Gemin X leads with $65M second round.

VENTURE CAPITAL
COMPANY	AMOUNT/ROUND	LEAD INVESTORS	DESCRIPTION
Gemin X Montreal	$65.2M second round	H.I.G., Sanderling	Funding will support Gemin X's continued clinical development of lead product candidate GX15-070, including an ongoing Phase I/II trial in patients with chronic lymphocytic leukemia and a Phase I trial in patients with solid tumors.
Oxagen Abingdon, UK	$59.8M second round	MPM Capital	The funds will advance Oxagen's small molecule anti-inflammatory for asthma to the clinic and expand the company's clinical and pre-clinical stage portfolio.
Phenomix San Diego	$40M second round	JPMorgan Partners, Delphi Ventures	The money will allow Phenomix to steer its lead drug into human trials.
Cylene Pharmaceuticals San Diego	$26.3M second round	Coastview Capital	The funding will allow Cylene to advance CX-3543, its lead product for the treatment of multiple cancers, into clinical development.

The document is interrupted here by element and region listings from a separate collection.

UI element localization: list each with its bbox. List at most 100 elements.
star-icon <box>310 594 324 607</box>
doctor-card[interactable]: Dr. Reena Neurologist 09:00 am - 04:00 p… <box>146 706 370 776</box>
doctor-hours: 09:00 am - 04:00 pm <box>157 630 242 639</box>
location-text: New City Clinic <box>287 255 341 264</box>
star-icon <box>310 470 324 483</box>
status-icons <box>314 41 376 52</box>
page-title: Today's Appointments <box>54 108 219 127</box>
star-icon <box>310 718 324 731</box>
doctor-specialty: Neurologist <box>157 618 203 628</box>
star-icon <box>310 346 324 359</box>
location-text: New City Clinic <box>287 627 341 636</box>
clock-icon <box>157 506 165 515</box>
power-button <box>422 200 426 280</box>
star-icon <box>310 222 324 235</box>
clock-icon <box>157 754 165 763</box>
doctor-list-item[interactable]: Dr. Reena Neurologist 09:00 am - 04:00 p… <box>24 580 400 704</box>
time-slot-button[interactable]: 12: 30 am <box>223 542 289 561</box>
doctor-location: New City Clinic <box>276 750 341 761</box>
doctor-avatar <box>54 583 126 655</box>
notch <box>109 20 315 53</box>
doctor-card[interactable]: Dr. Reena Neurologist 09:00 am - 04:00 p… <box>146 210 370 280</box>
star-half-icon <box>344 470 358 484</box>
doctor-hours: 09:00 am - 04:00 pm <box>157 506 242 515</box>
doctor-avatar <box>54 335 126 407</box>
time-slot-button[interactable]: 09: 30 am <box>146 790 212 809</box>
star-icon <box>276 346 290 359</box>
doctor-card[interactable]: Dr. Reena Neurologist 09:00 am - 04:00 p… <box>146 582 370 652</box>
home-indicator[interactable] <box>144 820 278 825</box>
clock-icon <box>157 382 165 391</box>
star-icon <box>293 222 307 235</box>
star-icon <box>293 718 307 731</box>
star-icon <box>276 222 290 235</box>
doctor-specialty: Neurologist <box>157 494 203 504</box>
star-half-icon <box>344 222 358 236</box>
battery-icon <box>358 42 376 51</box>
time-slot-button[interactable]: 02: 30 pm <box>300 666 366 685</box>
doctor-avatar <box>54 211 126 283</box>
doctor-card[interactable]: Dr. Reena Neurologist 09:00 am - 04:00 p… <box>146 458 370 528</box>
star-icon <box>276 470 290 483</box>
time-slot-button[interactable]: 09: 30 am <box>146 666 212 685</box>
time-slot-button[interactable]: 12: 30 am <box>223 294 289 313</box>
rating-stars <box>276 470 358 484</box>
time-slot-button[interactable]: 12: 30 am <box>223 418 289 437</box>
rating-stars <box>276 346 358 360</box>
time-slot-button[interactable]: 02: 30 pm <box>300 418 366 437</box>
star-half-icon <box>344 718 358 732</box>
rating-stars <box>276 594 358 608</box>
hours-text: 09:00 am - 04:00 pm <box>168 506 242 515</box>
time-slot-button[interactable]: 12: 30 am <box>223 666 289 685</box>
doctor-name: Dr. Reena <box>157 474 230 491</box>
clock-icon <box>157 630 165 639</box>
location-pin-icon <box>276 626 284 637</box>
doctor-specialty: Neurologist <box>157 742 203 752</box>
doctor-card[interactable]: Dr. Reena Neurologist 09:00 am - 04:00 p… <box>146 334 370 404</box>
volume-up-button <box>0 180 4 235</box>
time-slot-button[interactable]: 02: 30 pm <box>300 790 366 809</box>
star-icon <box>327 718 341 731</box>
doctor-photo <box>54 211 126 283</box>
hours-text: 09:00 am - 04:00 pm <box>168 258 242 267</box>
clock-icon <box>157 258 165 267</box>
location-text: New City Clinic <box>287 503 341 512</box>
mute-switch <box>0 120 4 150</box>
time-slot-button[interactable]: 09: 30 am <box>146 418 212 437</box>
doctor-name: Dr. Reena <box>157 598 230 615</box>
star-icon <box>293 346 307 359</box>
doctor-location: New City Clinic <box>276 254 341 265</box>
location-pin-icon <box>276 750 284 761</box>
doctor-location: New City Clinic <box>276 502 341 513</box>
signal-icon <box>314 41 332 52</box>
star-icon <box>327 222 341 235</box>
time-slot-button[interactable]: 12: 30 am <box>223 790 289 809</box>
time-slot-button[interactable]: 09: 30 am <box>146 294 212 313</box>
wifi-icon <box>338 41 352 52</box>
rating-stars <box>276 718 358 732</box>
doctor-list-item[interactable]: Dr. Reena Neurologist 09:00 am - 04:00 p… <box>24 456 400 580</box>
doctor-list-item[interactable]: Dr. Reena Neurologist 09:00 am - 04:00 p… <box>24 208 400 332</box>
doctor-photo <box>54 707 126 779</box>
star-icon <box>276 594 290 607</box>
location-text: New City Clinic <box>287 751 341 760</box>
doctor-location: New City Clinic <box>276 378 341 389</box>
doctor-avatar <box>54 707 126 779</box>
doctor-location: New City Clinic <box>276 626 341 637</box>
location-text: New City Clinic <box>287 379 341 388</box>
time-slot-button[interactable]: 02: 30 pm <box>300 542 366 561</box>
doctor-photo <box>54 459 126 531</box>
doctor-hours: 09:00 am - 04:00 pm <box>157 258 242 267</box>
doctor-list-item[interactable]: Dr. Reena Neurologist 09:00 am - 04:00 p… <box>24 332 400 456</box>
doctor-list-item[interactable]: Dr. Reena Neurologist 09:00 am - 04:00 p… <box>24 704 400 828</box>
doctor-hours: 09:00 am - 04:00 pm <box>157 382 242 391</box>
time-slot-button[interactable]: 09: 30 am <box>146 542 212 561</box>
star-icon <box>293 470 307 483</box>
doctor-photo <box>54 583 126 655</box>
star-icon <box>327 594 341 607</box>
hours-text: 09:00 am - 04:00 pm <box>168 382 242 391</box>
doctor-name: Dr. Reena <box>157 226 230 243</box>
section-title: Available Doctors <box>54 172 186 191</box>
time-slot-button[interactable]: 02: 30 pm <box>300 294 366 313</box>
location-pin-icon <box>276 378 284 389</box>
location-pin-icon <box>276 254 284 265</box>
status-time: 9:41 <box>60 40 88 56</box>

Aperon Biosystems Palo Alto, CA	$15.3M second round	Canaan Partners	Aperon is developing an in-home monitor for daily measurement of exhaled nitric oxide for the management of asthma.
Innovative Biosensors College Park, MD	$3.5M first round	Harbert Venture Partners	Innovative Biosensors is developing technologies for the rapid detection of pathogens.